BY: BRITT CLENNETT AND KARSON YIU, ABC NEWS
(NEW YORK) — In a politically turbulent Hong Kong, the decision to postpone legislative elections for the first time since the city’s return to China is likely to fan flames even further.
Citing a recent surge in coronavirus cases, Chief Executive Carrie Lam announced on Friday evening that elections for seats in the city’s legislature will not go ahead on the scheduled date of Sept. 6.
Such is the sensitivity of the issue, though, that Lam spoke for 30 minutes before revealing that the hotly contested elections would instead be held a whole year later, on Sept. 5, 2021.
Lam said she is invoking emergency powers to push back the date and that the delay is “supported” by Beijing.
Lam described it as “the hardest decision I have made in the past seven months”, adding that it was “necessary” to “protect public health, people’s lives and guarantee fairness of the election.”
Hong Kong is currently in its third and most widespread wave of infections with more than 1,800 cases over the last three weeks.
Lam noted that the pandemic has forced other places to delay elections, including the United Kingdom and the Australian state of New South Wales. However, elections in Singapore and South Korea have gone ahead.

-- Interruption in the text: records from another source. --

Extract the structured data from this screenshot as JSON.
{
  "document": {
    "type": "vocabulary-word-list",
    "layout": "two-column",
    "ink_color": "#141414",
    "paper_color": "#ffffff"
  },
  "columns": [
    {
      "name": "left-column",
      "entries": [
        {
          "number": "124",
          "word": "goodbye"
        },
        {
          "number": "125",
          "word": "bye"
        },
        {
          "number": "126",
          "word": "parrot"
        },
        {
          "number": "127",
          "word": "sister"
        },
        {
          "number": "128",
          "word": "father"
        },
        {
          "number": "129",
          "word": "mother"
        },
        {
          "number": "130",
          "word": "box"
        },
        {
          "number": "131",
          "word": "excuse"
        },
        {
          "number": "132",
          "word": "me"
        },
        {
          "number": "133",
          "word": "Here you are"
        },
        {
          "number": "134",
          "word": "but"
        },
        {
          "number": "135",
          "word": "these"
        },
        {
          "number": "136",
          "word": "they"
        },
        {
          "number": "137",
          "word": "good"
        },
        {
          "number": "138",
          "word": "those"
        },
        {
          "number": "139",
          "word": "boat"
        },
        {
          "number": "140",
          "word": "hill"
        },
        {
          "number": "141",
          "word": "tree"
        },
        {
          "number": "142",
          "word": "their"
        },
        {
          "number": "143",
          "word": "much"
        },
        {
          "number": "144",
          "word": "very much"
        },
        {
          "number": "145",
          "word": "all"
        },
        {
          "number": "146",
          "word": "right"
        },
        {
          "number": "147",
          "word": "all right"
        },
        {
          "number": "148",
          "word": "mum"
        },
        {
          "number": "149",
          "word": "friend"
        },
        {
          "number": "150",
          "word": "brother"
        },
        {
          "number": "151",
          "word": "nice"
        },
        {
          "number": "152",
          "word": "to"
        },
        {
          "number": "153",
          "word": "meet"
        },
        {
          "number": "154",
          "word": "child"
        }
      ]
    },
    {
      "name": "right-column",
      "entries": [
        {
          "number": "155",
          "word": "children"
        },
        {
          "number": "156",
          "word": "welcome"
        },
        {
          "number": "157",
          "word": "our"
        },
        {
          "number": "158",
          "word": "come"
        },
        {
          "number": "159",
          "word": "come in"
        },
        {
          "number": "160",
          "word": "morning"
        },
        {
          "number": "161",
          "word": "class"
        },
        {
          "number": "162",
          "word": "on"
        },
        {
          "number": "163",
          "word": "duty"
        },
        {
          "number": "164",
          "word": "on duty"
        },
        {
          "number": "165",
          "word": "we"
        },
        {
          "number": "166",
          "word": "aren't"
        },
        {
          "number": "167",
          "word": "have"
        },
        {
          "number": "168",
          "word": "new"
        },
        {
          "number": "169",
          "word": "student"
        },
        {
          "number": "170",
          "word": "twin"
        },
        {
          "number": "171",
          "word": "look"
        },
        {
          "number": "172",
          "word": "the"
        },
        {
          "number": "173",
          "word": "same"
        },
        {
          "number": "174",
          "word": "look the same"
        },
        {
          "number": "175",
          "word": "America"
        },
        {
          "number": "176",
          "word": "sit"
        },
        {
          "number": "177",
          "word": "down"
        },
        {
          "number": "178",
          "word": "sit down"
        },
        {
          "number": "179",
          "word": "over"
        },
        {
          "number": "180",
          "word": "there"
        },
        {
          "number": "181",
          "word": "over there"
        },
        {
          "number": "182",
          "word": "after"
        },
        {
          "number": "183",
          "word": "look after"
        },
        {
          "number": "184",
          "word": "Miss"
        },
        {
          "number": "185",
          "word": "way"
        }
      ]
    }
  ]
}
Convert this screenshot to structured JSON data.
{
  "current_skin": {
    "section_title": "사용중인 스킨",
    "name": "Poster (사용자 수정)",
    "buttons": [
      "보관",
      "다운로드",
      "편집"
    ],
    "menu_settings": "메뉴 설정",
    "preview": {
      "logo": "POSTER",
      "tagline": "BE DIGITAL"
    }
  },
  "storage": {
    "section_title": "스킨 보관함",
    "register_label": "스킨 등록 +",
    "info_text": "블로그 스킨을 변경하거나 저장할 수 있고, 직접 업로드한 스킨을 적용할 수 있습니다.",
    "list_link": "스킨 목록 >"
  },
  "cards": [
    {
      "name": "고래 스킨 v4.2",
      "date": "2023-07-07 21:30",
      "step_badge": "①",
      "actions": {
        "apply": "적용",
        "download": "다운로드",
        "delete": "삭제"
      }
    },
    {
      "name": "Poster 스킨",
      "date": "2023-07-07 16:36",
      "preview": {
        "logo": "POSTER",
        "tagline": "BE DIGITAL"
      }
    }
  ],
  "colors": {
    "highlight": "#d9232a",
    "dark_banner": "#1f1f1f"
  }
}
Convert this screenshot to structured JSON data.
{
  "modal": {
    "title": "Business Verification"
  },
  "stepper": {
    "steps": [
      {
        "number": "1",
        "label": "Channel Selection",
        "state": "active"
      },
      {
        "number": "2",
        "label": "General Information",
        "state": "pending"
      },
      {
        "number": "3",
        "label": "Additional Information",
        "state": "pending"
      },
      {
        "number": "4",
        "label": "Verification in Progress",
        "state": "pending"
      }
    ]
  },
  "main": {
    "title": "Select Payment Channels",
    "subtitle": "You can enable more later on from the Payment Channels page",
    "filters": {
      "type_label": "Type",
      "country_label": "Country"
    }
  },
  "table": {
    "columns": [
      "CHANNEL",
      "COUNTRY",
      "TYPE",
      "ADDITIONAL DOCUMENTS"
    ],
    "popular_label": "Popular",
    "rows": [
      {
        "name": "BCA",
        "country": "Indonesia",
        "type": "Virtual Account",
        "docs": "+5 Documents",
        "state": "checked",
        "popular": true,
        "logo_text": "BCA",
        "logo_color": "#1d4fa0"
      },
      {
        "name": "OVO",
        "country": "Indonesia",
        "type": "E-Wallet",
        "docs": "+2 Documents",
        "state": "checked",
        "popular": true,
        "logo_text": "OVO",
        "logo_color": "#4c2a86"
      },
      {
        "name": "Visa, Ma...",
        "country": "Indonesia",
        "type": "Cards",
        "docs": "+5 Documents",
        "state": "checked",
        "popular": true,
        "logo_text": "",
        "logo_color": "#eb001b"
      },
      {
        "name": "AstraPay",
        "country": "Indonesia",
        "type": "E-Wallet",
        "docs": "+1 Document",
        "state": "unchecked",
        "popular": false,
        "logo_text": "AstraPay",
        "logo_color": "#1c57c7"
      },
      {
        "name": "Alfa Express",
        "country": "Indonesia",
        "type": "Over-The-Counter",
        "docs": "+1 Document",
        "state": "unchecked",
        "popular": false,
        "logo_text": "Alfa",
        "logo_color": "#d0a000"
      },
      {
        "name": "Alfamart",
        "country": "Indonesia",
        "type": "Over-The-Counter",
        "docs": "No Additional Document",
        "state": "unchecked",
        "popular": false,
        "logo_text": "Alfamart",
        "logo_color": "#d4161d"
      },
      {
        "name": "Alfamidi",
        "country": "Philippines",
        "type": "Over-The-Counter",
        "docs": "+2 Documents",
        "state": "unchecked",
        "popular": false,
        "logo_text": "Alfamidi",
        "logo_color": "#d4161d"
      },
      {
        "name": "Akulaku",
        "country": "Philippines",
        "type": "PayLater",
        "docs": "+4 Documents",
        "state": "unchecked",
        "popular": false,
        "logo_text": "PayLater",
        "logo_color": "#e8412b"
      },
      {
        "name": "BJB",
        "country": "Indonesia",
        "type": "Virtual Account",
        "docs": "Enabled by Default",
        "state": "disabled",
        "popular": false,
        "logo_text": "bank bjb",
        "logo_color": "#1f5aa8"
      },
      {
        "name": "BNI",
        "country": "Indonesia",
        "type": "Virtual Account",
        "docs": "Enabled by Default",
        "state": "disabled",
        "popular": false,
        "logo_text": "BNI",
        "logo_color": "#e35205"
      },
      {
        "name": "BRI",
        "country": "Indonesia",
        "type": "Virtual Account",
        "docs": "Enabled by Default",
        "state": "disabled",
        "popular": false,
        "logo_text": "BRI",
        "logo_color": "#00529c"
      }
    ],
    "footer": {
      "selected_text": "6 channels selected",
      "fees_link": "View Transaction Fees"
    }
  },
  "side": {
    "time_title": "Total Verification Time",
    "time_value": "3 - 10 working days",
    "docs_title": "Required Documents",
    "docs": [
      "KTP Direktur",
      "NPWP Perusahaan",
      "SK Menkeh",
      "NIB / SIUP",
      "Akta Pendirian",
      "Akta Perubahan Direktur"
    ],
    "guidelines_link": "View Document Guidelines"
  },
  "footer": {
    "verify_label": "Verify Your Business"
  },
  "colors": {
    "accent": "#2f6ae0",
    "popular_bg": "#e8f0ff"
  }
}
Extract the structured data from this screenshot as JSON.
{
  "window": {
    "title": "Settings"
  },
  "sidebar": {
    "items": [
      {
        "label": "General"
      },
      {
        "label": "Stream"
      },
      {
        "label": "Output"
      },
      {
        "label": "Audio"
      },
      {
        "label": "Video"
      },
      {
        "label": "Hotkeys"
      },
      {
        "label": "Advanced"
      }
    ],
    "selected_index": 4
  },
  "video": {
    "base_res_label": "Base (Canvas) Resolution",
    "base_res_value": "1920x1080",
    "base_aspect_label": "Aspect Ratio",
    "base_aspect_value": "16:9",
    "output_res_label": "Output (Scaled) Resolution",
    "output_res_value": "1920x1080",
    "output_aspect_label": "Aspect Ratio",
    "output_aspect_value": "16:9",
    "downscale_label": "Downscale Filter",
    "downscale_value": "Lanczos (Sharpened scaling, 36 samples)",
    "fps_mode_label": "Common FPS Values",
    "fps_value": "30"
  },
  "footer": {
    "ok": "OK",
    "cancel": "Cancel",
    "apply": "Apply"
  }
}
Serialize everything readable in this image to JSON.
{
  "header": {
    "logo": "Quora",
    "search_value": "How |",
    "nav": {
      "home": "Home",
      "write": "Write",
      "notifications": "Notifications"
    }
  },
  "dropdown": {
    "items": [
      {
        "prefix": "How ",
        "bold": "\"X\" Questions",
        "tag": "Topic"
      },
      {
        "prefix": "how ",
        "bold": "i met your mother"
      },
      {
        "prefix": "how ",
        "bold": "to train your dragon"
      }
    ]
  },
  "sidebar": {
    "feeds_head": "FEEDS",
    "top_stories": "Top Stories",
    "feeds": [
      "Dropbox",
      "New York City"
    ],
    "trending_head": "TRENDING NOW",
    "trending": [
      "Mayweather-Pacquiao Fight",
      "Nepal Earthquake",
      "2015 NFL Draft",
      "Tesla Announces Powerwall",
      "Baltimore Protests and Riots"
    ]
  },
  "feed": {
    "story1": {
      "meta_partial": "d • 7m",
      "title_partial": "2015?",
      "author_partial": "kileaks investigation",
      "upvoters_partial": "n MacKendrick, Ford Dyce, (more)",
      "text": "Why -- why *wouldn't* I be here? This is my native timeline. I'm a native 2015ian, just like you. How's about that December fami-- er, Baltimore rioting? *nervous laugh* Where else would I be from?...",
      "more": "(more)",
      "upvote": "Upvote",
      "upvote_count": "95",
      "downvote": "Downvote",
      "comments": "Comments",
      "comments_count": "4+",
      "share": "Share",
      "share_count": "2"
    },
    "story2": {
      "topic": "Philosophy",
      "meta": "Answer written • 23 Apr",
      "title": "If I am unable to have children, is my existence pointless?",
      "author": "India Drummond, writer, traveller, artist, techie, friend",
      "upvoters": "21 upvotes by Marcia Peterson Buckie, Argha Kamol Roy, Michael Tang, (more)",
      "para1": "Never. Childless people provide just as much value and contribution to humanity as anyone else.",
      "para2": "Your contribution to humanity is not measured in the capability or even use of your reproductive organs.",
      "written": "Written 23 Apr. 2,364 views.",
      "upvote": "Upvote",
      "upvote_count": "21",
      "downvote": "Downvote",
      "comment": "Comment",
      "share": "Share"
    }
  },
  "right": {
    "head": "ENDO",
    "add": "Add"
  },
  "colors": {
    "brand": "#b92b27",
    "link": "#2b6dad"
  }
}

Former legislator Emily Lau told ABC News that the government is using the coronavirus outbreak as an “excuse” to delay an election that would have dealt pro-Beijing heavyweights a crushing defeat.
“Who is Carrie Lam trying to fool?” said Lau, who served as a lawmaker for 25 years after becoming the first woman to be elected in 1991.
“Pro-Beijing political parties and candidates are worried they will lose the election very badly, like they lost in the district council election last year,” said Lau.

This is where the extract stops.